Maggie was allowed independent study for no greater than one week (and usually no less than one) while her father was home. This was best for all parties concerned because her mother and father spent a lot of time in the bedroom doing things she’d rather not be involved with during the first week (or, in this case, only week) her father was home.
When things had calmed down some, she would give a report on what she’d learned. Written or oral, or a demonstration, depending on the nature of the lessons.
Her mother had wanted her to go into the basement with Milo and learn about programming and mechanical things while he was still doing Erik’s eye. Her father had made an alternate suggestion, and had argued for it, and so she was doing that instead.
She was standing outside of a door holding a plate with a blueberry muffin on it and being annoying.
Pester him, Maggie. Forget all about manners. I know you can manage that if you really put your mind to it. Make it easier for him to just do what you ask.
“I’m supposed to learn about substitutions,” she said. Again. “My daddy says you did substitutions during the war. You have to tell me a story. I have to write a paper. Uncle Mordecai? I have to learn about substitutions. I’m going to write a paper. I need at least three pages, so you’d better talk for a long time. Uncle Mordecai? I have a whole week to do this. I’m gonna get really bored. I might have to start doing things. I have a spite dolly and I’ll curse you.”
Still no reply.
“Uncle Mordecai? I have a kazoo. I sent in some cereal box tops. Do you want me to stand out here playing kazoo for a week? Because I’m totally okay with that. I can write my paper on psychological warfare instead. My daddy might be upset, but I think my mom would like it all right. Are you gonna teach me about substitutions or should I get my kazoo?”
Faintly, from inside the room, “You don’t really have a kazoo.”

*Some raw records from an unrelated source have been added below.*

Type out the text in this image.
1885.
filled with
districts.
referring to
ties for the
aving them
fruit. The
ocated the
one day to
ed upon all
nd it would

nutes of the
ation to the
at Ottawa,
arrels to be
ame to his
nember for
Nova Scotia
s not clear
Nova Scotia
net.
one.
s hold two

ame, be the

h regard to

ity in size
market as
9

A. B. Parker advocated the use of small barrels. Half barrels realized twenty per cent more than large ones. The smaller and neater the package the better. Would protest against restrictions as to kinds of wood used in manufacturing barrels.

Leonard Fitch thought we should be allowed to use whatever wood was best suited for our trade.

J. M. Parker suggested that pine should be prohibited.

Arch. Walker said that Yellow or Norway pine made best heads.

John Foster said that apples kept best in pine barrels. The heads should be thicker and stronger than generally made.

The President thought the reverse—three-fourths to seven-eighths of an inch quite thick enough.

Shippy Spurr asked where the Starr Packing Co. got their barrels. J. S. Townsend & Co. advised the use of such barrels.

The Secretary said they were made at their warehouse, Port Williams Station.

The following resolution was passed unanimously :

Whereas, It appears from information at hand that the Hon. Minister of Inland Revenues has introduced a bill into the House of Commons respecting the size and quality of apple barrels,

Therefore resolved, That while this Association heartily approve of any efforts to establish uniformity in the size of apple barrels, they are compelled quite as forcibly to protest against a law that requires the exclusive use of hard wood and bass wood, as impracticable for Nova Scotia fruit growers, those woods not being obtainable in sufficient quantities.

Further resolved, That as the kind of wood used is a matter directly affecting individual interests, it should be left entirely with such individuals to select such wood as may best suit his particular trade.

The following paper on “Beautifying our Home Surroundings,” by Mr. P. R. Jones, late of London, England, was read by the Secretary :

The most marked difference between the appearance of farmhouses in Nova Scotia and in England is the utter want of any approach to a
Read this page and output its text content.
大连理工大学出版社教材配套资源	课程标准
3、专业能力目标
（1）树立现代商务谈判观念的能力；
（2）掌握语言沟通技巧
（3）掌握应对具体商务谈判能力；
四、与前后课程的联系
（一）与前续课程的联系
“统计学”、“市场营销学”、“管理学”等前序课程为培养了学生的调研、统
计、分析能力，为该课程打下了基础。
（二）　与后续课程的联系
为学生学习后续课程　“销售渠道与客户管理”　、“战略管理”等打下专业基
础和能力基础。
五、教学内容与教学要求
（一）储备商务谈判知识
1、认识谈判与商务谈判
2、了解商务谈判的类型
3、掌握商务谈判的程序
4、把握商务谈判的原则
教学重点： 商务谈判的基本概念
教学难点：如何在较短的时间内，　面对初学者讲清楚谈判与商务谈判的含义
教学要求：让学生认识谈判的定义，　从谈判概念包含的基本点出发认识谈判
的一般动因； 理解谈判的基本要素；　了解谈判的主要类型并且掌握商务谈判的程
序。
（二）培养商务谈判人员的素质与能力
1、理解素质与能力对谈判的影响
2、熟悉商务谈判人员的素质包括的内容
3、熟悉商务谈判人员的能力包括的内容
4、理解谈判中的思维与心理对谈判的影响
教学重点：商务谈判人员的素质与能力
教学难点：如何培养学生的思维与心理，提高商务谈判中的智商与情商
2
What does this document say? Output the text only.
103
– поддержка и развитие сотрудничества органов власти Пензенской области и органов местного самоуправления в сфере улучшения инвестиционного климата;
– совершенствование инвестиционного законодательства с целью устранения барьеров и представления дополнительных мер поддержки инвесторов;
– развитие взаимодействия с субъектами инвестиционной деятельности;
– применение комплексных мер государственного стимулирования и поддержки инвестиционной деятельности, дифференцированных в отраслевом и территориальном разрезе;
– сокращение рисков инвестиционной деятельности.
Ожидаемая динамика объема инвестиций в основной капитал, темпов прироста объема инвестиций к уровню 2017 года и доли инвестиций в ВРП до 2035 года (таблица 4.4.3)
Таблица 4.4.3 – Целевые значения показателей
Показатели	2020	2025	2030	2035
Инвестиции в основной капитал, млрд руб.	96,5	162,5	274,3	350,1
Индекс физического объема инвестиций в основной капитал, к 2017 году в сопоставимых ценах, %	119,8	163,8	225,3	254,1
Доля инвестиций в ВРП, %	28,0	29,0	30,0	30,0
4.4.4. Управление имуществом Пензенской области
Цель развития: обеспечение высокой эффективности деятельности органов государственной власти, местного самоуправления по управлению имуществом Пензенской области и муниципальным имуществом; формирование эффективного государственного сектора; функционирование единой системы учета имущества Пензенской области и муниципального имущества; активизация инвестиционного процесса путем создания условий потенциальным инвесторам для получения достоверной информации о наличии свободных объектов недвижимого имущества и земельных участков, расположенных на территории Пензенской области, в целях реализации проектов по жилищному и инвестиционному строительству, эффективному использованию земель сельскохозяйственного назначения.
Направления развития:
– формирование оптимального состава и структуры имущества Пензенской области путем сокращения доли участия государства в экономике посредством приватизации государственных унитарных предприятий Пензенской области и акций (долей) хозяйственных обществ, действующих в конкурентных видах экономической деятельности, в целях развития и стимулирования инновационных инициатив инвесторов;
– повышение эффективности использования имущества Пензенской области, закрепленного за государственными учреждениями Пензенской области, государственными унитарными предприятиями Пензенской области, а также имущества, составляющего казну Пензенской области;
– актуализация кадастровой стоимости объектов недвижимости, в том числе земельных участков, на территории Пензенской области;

“Oh, I sure do. Mom won’t let me play it in the house, but I’ve got one.”
The door came open, just a crack. Mordecai appeared to be wearing a nightshirt because she could see bare red legs underneath. She wasn’t entirely aware that Mordecai had legs, he was just sort of a head on top of a suit.
“Substitutions are very weak magic,” he told her. “They are only good for cooking. They are not interesting.” He closed the door.
She knocked again. “That’s not three pages!”
“Write big!”
“I know ‘Way Down Upon a Swanee River!’” she replied. “Okay, I don’t really know it, but I can play the first part over and over and pretend like I do!”
From behind the closed door with ragged unhappiness, “Why are you tormenting me?”
“My daddy says I have to. He also says it’s okay if you poison him as long as you teach me a substitution to do it with.”
After a brief pause — brief enough that she had no time to threaten the kazoo again — “I have to get dressed!”
“It’s okay, I’ll wait.”
He appeared again at the crack in the door a few minutes later, this time with pants. “Why do you have a muffin?”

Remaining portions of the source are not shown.